Rotmistrov benefited, however, from the fact that Operation Citadel was called off the day after Prokhorovka. Not because of Prokhorovka mind you, but the timing was a gift from above. Rotmistrov had to report huge losses among his tank forces, but he was also able to report that the 2nd SS Panzer Corps was withdrawing. Nevermind the fact that the Germans left with virtually all of their vehicles - what mattered is that they were leaving. It was relatively easy for him to connect the dots and claim that he had fought a huge battle and dished out damage as well as he’d taken it. The story was tacitly accepted by his superiors, including Vatutin and Stalin himself, because both had supported the idea of a big counterattack inside the Kursk salient. Rotmistrov was not punished for wasting his corps, and in fact would later receive a promotion, while the Battle of Prokhorovka entered the mythology of the war as the swan song of the Panzer force.

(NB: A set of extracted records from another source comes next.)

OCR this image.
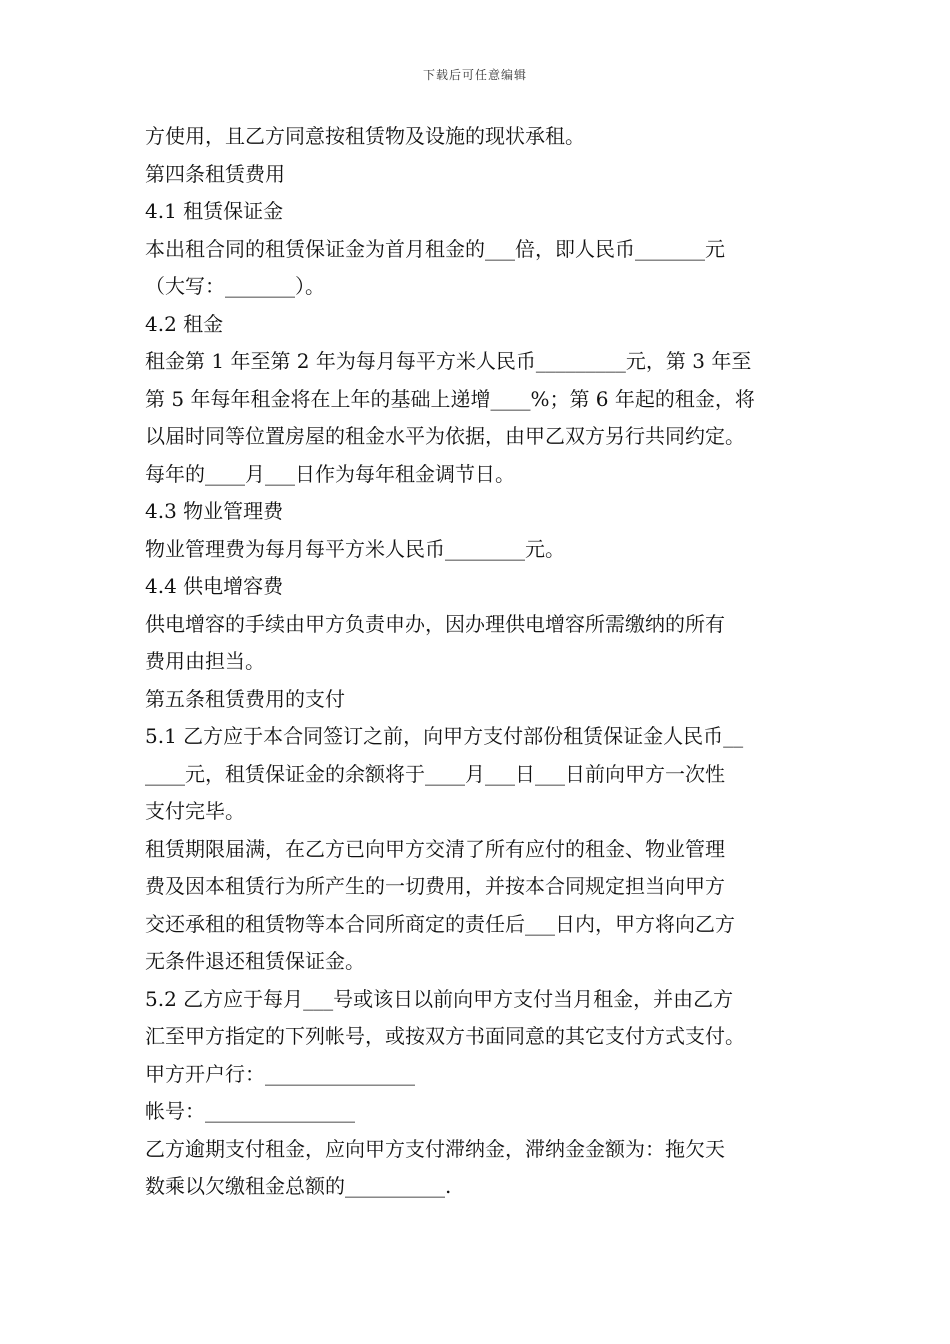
下载后可任意编辑
方使用，且乙方同意按租赁物及设施的现状承租。
第四条租赁费用
4.1 租赁保证金
本出租合同的租赁保证金为首月租金的___倍，即人民币_______元
（大写：_______）。
4.2 租金
租金第 1 年至第 2 年为每月每平方米人民币_________元，第 3 年至
第 5 年每年租金将在上年的基础上递增____%；第 6 年起的租金，将
以届时同等位置房屋的租金水平为依据，由甲乙双方另行共同约定。
每年的____月___日作为每年租金调节日。
4.3 物业管理费
物业管理费为每月每平方米人民币________元。
4.4 供电增容费
供电增容的手续由甲方负责申办，因办理供电增容所需缴纳的所有
费用由担当。
第五条租赁费用的支付
5.1 乙方应于本合同签订之前，向甲方支付部份租赁保证金人民币__
____元，租赁保证金的余额将于____月___日___日前向甲方一次性
支付完毕。
租赁期限届满，在乙方已向甲方交清了所有应付的租金、物业管理
费及因本租赁行为所产生的一切费用，并按本合同规定担当向甲方
交还承租的租赁物等本合同所商定的责任后___日内，甲方将向乙方
无条件退还租赁保证金。
5.2 乙方应于每月___号或该日以前向甲方支付当月租金，并由乙方
汇至甲方指定的下列帐号，或按双方书面同意的其它支付方式支付。
甲方开户行：_______________
帐号：_______________
乙方逾期支付租金，应向甲方支付滞纳金，滞纳金金额为：拖欠天
数乘以欠缴租金总额的__________.
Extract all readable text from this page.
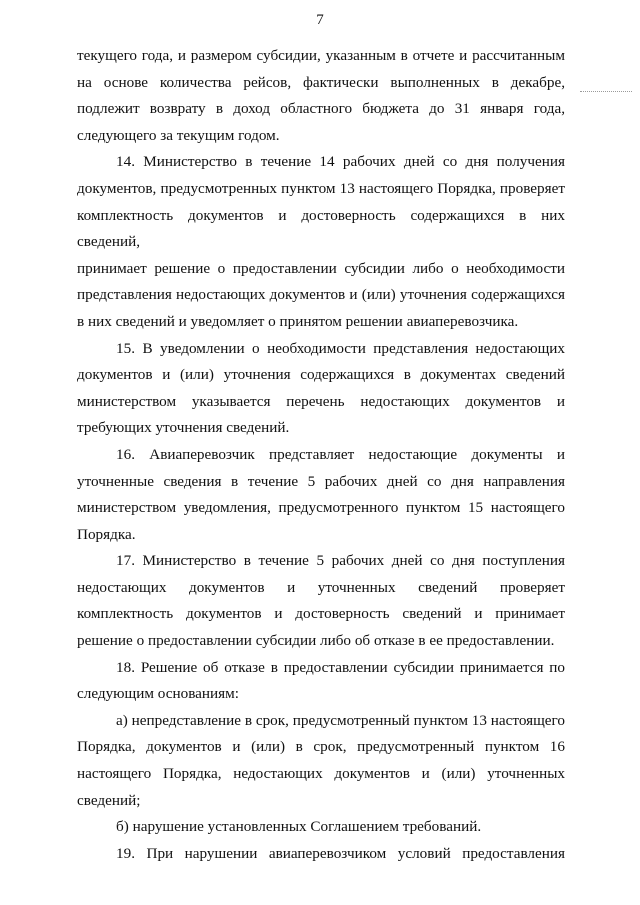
7

текущего года, и размером субсидии, указанным в отчете и рассчитанным

на основе количества рейсов, фактически выполненных в декабре,

подлежит возврату в доход областного бюджета до 31 января года,

следующего за текущим годом.

14. Министерство в течение 14 рабочих дней со дня получения

документов, предусмотренных пунктом 13 настоящего Порядка, проверяет

комплектность документов и достоверность содержащихся в них сведений,

принимает решение о предоставлении субсидии либо о необходимости

представления недостающих документов и (или) уточнения содержащихся

в них сведений и уведомляет о принятом решении авиаперевозчика.

15. В уведомлении о необходимости представления недостающих

документов и (или) уточнения содержащихся в документах сведений

министерством указывается перечень недостающих документов и

требующих уточнения сведений.

16. Авиаперевозчик представляет недостающие документы и

уточненные сведения в течение 5 рабочих дней со дня направления

министерством уведомления, предусмотренного пунктом 15 настоящего

Порядка.

17. Министерство в течение 5 рабочих дней со дня поступления

недостающих документов и уточненных сведений проверяет

комплектность документов и достоверность сведений и принимает

решение о предоставлении субсидии либо об отказе в ее предоставлении.

18. Решение об отказе в предоставлении субсидии принимается по

следующим основаниям:

а) непредставление в срок, предусмотренный пунктом 13 настоящего

Порядка, документов и (или) в срок, предусмотренный пунктом 16

настоящего Порядка, недостающих документов и (или) уточненных

сведений;

б) нарушение установленных Соглашением требований.

19. При нарушении авиаперевозчиком условий предоставления
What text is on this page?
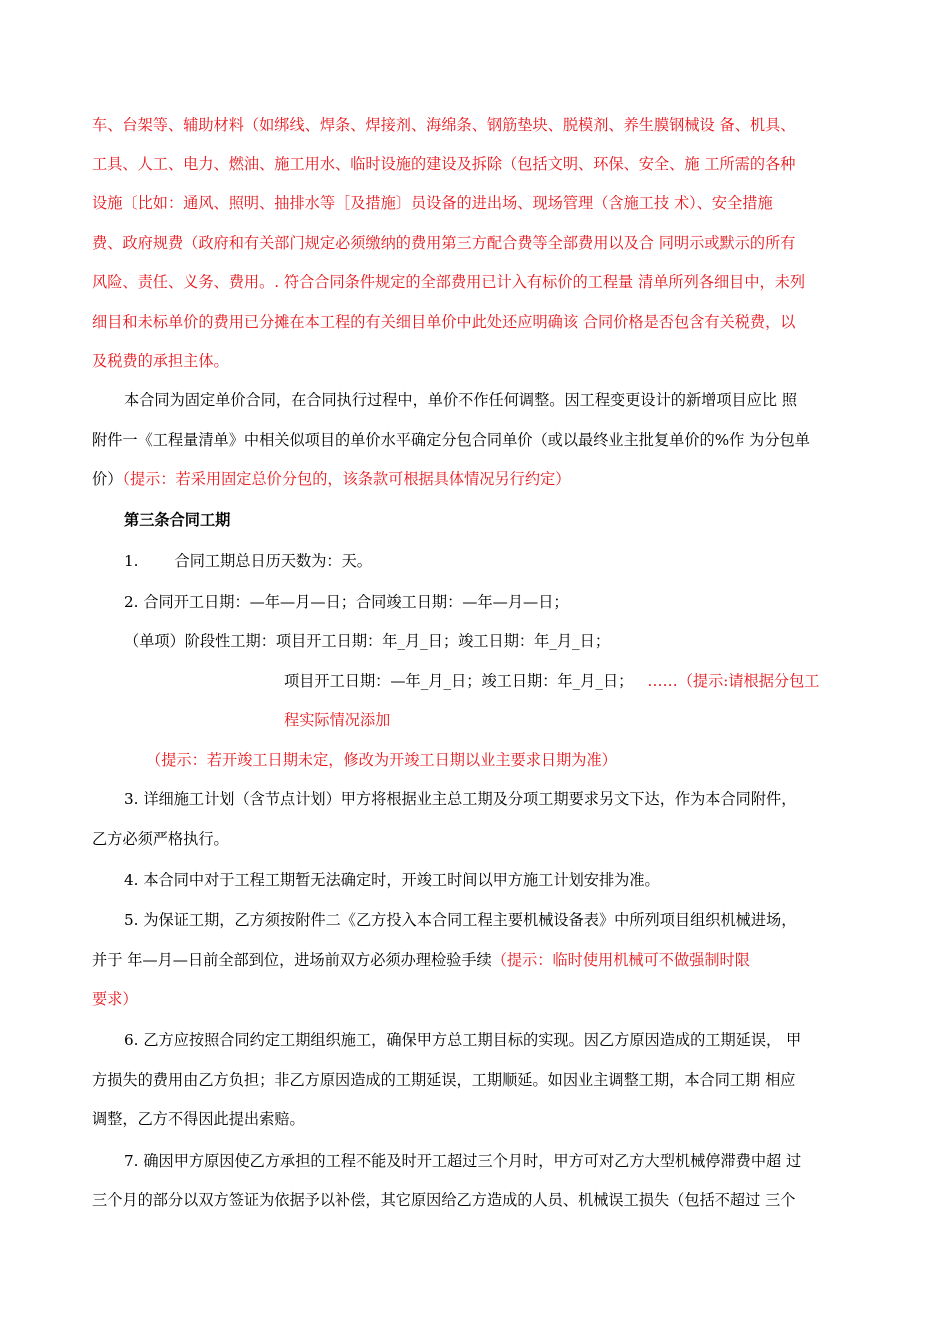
车、台架等、辅助材料（如绑线、焊条、焊接剂、海绵条、钢筋垫块、脱模剂、养生膜钢械设 备、机具、
工具、人工、电力、燃油、施工用水、临时设施的建设及拆除（包括文明、环保、安全、施 工所需的各种
设施〔比如：通风、照明、抽排水等［及措施〕员设备的进出场、现场管理（含施工技 术）、安全措施
费、政府规费（政府和有关部门规定必须缴纳的费用第三方配合费等全部费用以及合 同明示或默示的所有
风险、责任、义务、费用。. 符合合同条件规定的全部费用已计入有标价的工程量 清单所列各细目中，未列
细目和未标单价的费用已分摊在本工程的有关细目单价中此处还应明确该 合同价格是否包含有关税费，以
及税费的承担主体。
本合同为固定单价合同，在合同执行过程中，单价不作任何调整。因工程变更设计的新增项目应比 照
附件一《工程量清单》中相关似项目的单价水平确定分包合同单价（或以最终业主批复单价的%作 为分包单
价）（提示：若采用固定总价分包的，该条款可根据具体情况另行约定）
第三条合同工期
1. 合同工期总日历天数为：天。
2. 合同开工日期：—年—月—日；合同竣工日期：—年—月—日；
（单项）阶段性工期：项目开工日期：年_月_日；竣工日期：年_月_日；
项目开工日期：—年_月_日；竣工日期：年_月_日； ……（提示:请根据分包工
程实际情况添加
（提示：若开竣工日期未定，修改为开竣工日期以业主要求日期为准）
3. 详细施工计划（含节点计划）甲方将根据业主总工期及分项工期要求另文下达，作为本合同附件，
乙方必须严格执行。
4. 本合同中对于工程工期暂无法确定时，开竣工时间以甲方施工计划安排为准。
5. 为保证工期，乙方须按附件二《乙方投入本合同工程主要机械设备表》中所列项目组织机械进场，
并于 年—月—日前全部到位，进场前双方必须办理检验手续（提示：临时使用机械可不做强制时限
要求）
6. 乙方应按照合同约定工期组织施工，确保甲方总工期目标的实现。因乙方原因造成的工期延误， 甲
方损失的费用由乙方负担；非乙方原因造成的工期延误，工期顺延。如因业主调整工期，本合同工期 相应
调整，乙方不得因此提出索赔。
7. 确因甲方原因使乙方承担的工程不能及时开工超过三个月时，甲方可对乙方大型机械停滞费中超 过
三个月的部分以双方签证为依据予以补偿，其它原因给乙方造成的人员、机械误工损失（包括不超过 三个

So Prokhorovka, far from being a climactic tank duel for the future of the world, was a tactical debacle for a Soviet tank army that flung itself headlong towards the Tigers, but it was a debacle that did not matter much in the end (except to the brave souls who perished), simply because the larger Kursk operation was dead in the water. For the SS tankers who shot up the charging Red Army tanks, it was a remarkable experience and no doubt a satisfying tactical victory - but it was soon swallowed up in an all-encompassing strategic defeat.